为了达到复用，arena会先从一个list上找可以复用的arena，如果找不到就用mmap创建一个，分配在堆上。

_int_malloc

Fast Bins

如果把Bins比作数据库的话，Fast Bins可以说是它们的缓存。它有着比较快的申请和释放速度。因为它内部是一个LIFO的链表，所有增删差改都在链表头部进行。

接下来分析一下_int_malloc。这里是主要处理分配的函数，会根据要申请的size分成fastbin，bins。

  /*
     If the size qualifies as a fastbin, first check corresponding bin.
     This code is safe to execute even if av is not yet initialized, so we
     can try it without checking, which saves some time on this fast path.
   */

  if ((unsigned long) (nb) <= (unsigned long) (get_max_fast ()))
    {
      idx = fastbin_index (nb);
      mfastbinptr *fb = &fastbin (av, idx);
      mchunkptr pp = *fb;
      do
        {
          victim = pp;
          if (victim == NULL)
            break;
        }
      while ((pp = catomic_compare_and_exchange_val_acq (fb, victim->fd, victim))
             != victim);
      if (victim != 0)
        {
          if (__builtin_expect (fastbin_index (chunksize (victim)) != idx, 0))
            {
              errstr = "malloc(): memory corruption (fast)";
            errout:
              malloc_printerr (check_action, errstr, chunk2mem (victim));
              return NULL;
            }
          check_remalloced_chunk (av, victim, nb);
          void *p = chunk2mem (victim);
          alloc_perturb (p, bytes);
          return p;
        }
    }

arena里面有一个fastbinY数组，一共10个元素，每个元素都相当于链表头部，记录着对应的堆块指针

如果对应索引里面有堆块，那么就取出来，然后链表头部指向下一个堆块（如果有），这个是通过fd判断的。

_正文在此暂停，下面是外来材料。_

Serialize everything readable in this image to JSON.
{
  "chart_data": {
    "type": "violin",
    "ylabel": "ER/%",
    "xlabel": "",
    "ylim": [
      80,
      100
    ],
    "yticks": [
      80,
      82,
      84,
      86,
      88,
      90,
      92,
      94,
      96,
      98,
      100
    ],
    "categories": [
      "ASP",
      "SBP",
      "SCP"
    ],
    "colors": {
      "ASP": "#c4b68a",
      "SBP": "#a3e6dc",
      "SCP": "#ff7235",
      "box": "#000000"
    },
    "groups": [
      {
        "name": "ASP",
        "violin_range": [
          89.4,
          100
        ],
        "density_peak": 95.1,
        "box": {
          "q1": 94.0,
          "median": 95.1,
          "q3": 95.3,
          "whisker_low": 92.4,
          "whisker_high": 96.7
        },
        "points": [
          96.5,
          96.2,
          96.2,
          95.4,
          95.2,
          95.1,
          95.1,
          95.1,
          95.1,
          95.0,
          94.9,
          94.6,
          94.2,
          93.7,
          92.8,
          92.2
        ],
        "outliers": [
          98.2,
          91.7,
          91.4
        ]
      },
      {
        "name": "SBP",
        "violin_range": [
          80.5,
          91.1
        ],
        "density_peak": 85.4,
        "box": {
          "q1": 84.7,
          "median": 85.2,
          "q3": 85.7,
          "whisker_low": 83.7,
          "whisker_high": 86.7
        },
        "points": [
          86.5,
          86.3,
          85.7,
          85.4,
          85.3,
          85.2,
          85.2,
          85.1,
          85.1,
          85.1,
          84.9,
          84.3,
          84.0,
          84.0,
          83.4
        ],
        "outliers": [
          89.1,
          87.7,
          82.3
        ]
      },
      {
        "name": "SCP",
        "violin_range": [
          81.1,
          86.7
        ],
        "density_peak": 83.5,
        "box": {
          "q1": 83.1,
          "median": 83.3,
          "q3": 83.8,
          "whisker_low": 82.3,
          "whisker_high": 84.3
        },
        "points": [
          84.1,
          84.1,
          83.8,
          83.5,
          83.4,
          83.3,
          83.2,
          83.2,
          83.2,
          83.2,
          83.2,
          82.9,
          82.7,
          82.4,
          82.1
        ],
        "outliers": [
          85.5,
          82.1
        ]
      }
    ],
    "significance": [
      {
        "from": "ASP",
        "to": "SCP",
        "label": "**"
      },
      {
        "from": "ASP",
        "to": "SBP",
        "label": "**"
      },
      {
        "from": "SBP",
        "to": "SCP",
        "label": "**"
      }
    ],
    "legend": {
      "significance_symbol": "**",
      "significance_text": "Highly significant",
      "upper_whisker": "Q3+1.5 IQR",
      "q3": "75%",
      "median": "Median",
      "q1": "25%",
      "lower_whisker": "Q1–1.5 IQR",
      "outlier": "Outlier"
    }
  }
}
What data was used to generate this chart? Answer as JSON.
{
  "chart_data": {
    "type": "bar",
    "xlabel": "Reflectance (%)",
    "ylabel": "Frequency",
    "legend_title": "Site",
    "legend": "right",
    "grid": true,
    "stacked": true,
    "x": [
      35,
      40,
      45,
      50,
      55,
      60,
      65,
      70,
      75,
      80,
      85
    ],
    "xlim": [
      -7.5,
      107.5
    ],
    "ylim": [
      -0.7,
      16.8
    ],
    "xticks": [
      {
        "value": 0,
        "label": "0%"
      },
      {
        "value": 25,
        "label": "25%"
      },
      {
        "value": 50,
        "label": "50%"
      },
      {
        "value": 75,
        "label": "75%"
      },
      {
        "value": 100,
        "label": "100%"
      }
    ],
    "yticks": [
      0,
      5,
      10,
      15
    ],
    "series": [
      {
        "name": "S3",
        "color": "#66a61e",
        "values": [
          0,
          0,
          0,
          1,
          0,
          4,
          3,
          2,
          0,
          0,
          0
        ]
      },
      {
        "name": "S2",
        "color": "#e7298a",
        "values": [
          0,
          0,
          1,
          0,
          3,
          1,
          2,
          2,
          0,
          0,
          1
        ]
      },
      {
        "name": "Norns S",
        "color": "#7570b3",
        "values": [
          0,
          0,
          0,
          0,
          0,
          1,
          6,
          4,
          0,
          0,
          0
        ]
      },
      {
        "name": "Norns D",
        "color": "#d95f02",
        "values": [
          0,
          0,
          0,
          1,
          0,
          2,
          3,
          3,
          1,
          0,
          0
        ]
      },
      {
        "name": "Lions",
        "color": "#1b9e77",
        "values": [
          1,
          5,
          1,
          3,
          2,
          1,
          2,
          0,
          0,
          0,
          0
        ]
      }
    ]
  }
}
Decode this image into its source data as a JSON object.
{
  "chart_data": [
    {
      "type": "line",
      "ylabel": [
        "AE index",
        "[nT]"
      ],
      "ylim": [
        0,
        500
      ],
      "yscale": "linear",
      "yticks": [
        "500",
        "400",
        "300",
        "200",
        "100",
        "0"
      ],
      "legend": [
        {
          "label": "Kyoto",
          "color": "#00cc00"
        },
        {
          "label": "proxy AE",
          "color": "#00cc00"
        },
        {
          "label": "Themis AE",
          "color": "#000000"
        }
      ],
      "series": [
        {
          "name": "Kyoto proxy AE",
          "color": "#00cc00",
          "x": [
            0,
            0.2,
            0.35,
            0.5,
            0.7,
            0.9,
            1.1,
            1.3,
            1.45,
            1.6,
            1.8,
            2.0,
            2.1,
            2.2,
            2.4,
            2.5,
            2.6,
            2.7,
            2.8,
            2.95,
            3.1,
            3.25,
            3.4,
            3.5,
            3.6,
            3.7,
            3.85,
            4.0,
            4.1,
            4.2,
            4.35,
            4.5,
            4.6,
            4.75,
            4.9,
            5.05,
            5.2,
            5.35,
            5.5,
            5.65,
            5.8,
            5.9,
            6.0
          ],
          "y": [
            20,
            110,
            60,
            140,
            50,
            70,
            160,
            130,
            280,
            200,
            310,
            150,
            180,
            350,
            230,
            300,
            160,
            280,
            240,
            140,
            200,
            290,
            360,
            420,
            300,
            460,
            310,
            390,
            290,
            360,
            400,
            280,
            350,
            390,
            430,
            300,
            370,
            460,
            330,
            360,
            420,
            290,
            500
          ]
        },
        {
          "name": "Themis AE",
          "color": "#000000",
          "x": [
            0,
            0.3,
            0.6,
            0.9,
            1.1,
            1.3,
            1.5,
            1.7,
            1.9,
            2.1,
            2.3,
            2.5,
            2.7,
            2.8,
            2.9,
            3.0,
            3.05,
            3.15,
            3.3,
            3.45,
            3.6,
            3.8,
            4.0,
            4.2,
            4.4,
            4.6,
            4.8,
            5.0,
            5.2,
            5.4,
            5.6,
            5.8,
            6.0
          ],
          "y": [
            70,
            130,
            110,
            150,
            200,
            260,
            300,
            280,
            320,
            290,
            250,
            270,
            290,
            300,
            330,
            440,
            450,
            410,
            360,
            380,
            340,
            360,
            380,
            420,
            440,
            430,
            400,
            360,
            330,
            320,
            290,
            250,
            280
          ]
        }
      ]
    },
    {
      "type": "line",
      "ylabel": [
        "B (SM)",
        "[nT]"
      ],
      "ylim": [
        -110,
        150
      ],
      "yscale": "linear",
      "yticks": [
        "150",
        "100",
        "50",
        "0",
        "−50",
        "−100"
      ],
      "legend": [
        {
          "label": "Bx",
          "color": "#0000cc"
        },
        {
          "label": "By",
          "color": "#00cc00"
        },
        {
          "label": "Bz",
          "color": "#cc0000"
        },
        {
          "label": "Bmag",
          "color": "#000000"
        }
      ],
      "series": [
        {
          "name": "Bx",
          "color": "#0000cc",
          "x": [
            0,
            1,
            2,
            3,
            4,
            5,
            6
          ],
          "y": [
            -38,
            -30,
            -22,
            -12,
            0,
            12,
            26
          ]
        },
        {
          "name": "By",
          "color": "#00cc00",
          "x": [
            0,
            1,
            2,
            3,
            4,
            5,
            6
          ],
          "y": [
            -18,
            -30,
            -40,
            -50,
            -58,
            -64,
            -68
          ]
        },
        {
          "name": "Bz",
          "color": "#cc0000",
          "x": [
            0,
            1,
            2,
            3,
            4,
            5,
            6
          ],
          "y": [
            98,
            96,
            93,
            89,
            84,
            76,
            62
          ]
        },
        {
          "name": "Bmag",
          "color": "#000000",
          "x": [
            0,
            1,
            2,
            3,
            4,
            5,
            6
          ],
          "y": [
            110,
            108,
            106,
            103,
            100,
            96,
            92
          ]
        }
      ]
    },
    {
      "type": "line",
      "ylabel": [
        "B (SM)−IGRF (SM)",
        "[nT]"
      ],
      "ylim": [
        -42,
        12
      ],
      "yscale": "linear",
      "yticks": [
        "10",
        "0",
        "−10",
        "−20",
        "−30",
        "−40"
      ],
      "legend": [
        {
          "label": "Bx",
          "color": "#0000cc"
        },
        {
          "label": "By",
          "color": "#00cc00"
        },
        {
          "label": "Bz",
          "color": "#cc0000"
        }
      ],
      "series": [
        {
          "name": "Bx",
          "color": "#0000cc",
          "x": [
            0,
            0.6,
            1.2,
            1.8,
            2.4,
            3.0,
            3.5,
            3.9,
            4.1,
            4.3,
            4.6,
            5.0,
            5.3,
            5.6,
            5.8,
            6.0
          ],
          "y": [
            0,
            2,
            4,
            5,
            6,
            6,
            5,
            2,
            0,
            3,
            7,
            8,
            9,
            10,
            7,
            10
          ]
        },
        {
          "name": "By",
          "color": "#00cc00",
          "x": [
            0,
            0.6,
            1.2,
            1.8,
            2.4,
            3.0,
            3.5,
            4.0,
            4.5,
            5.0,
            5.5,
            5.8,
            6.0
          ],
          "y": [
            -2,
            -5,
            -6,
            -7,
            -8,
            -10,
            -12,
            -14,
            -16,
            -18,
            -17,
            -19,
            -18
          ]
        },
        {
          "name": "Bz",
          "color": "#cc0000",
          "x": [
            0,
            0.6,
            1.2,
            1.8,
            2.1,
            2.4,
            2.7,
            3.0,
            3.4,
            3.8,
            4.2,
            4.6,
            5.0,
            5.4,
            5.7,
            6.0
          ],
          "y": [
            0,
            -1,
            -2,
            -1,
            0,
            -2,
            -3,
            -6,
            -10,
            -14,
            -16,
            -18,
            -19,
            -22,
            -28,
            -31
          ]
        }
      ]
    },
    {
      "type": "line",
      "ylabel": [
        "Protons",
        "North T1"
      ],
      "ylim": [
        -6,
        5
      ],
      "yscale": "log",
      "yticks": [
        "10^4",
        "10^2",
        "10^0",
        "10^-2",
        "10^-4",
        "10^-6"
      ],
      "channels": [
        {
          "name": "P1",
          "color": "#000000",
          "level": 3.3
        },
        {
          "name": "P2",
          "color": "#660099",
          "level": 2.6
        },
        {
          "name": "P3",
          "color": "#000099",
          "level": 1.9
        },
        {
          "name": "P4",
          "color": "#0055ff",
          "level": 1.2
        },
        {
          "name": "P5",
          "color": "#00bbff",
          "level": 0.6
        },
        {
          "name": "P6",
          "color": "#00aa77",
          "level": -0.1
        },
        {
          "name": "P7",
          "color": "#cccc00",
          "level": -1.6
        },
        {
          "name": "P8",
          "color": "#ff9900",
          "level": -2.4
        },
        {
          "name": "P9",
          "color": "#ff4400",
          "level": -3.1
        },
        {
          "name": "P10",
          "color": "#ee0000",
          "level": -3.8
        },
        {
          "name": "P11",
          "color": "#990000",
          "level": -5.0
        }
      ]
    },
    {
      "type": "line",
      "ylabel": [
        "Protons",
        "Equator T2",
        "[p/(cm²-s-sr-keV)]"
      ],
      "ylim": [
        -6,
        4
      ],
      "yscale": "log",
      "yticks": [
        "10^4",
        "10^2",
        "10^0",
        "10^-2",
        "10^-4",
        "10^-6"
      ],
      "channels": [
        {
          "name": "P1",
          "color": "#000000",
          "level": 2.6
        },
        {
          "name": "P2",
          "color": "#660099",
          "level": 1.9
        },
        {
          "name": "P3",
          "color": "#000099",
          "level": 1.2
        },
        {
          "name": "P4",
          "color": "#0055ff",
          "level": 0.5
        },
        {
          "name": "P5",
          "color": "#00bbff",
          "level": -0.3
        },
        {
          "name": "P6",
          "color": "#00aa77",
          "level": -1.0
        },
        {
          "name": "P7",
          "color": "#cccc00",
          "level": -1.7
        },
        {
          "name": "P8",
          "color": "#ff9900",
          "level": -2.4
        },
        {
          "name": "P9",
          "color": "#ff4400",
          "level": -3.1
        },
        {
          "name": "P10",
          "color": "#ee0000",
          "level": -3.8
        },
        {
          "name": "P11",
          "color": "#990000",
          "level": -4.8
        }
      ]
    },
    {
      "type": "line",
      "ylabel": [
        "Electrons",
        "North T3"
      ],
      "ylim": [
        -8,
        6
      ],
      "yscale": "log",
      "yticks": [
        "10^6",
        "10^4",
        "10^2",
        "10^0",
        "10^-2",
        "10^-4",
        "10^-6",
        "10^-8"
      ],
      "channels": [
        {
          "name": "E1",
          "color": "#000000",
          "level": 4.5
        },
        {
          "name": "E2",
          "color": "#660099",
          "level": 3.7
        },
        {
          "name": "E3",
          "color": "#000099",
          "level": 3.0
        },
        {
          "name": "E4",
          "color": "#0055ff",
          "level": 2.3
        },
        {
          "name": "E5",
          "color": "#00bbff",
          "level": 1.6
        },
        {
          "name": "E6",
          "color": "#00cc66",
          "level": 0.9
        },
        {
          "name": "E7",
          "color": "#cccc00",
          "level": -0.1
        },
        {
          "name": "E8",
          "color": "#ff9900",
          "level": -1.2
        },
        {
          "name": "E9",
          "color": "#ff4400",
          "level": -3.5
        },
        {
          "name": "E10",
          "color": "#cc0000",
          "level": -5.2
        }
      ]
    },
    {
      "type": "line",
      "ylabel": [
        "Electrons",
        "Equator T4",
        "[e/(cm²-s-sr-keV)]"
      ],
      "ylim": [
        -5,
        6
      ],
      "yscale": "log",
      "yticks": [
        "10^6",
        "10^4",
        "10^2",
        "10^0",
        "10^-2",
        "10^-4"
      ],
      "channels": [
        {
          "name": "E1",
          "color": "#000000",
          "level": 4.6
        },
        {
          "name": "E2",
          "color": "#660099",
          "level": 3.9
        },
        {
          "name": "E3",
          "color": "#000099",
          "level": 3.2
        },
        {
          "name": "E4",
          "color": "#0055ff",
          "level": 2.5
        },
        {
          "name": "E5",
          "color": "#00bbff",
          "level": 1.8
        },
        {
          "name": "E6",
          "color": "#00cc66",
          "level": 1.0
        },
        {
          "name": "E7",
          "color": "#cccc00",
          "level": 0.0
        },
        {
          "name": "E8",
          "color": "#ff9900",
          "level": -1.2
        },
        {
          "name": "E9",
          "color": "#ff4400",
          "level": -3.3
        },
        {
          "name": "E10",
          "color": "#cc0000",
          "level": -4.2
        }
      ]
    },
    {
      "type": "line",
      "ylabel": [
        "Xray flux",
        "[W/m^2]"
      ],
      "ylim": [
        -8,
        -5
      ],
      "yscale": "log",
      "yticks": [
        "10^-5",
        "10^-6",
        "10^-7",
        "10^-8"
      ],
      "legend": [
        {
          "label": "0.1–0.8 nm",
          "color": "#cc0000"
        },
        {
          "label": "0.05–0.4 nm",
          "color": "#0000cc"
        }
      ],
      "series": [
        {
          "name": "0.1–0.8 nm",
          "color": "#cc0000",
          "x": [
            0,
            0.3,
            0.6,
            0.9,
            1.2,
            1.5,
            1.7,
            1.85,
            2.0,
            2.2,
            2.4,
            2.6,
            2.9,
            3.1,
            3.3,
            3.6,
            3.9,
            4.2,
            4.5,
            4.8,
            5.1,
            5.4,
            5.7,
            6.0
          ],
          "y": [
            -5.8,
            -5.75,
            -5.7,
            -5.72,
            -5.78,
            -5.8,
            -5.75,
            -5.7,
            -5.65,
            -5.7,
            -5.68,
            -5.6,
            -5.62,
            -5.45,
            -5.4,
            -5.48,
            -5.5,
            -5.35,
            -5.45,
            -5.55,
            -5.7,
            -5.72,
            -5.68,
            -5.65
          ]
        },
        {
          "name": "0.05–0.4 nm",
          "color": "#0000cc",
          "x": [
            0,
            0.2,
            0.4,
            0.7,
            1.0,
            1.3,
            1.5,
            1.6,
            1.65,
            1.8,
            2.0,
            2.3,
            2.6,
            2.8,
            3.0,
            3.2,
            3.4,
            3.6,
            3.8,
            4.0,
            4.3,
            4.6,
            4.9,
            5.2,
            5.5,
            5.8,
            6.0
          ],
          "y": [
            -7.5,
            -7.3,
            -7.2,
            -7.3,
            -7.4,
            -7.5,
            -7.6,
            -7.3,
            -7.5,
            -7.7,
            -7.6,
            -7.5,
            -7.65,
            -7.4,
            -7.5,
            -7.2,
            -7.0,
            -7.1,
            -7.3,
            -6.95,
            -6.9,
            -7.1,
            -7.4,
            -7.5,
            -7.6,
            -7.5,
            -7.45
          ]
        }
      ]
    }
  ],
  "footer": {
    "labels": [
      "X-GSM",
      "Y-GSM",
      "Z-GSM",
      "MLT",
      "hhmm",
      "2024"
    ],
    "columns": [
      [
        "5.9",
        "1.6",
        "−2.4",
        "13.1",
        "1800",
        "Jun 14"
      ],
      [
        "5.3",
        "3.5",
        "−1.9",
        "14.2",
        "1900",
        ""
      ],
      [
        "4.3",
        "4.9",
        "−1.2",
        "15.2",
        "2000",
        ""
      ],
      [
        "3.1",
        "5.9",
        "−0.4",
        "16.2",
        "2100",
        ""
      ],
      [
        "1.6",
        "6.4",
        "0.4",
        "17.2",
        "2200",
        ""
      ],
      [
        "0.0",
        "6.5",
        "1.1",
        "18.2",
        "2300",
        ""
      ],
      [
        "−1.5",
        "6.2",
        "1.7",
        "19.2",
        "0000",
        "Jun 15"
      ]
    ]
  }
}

所以fastbin每一条链上的堆块大小都是一样的，而且属于先进后出FILO结构。

如果fastbin对应idx里有元素，才进入其中操作。

这里重点关注一下mchunkptr pp。可以看到从fastbin中取出对应index的链表指针后，把它赋给了pp。pp指向的结构就是最核心的malloc_chunk

/* Forward declarations.  */
struct malloc_chunk;
typedef struct malloc_chunk* mchunkptr;

struct malloc_chunk {

  INTERNAL_SIZE_T      prev_size;  /* Size of previous chunk (if free).  */
  INTERNAL_SIZE_T      size;       /* Size in bytes, including overhead. */

  struct malloc_chunk* fd;         /* double links -- used only if free. */
  struct malloc_chunk* bk;

  /* Only used for large blocks: pointer to next larger size.  */
  struct malloc_chunk* fd_nextsize; /* double links -- used only if free. */
  struct malloc_chunk* bk_nextsize;
};

Free chunk

从这个结构体可以知道，我们是在处理一个双向链表，nextsize是large bins 用来加速相同size的chunk的辅助指针。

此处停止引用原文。